= STRIL =

Integrated system for aerial warfare control

STRIL's coat of arms.

[Swedish] Tactical (Fighting Command) and Air Defence Control System (Stridsledning och luftbevakning, STRIL) in forms of STRIL 50 (operational in the 1950s) and STRIL 60 (operational in the 1960s, 1970s and 1980s) were integrated systems for aerial warfare control including early warning radar and ground-controlled interception. The systems depended on radar and radio as primary technologies but STRIL 50 was based on manual control while STRIL 60 applied the usage of early digital computers.

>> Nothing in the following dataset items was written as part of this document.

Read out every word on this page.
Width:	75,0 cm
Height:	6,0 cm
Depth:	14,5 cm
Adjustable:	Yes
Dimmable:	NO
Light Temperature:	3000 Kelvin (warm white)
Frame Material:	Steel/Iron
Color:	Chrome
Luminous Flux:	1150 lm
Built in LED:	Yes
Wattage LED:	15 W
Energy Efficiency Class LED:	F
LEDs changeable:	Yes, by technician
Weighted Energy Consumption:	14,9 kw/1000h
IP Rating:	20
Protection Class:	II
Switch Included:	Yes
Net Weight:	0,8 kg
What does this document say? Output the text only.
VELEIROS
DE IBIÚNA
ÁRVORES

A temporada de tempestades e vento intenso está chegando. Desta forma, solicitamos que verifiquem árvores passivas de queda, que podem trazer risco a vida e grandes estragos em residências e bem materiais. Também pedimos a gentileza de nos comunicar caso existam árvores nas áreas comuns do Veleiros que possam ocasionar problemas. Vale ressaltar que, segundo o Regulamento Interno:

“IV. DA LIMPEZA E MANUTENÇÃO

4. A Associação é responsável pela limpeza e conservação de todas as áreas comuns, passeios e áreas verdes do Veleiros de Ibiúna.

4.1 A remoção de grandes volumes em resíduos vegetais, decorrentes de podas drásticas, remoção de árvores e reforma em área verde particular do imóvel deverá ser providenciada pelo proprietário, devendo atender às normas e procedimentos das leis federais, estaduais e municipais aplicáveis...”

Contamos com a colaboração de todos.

STRIL 60, designed in cooperation with Marconi Company, were in the very frontline of providing combat critical information to airborne aircraft, the Saab 35 Draken and Saab J32 Lansen fighter aircraft, by means of digital telemetry links with direct presentation of target guidance data on dedicated gauges on the cockpit instrument panel. The uplink to the aircraft could resist heavy jamming and the Swedish Air Force was first in the world to provide digital combat guidance that would remain reliable in a hostile and interfered radio environment.

The computerised command and control system in combination with the datalink brought the time from target detection to guidance commands reaching a fighter aircraft down to 5–6 seconds.
In the Stril 50 system with manual plotting and voice communication this had been 30–60 seconds.

Eventually, the Saab 37 Viggen aircraft system also utilized STRIL 60 but target presentation in the cockpit was then replaced by digital computer displays instead of the mechanical gauges used on the Draken.

In the 1990s, STRIL 60 was replaced by STRIL 90 which is a modern combat control system integrated with the Saab S100B Argus combat control/surveillance and SAAB JAS 39 Gripen multi-role combat aircraft.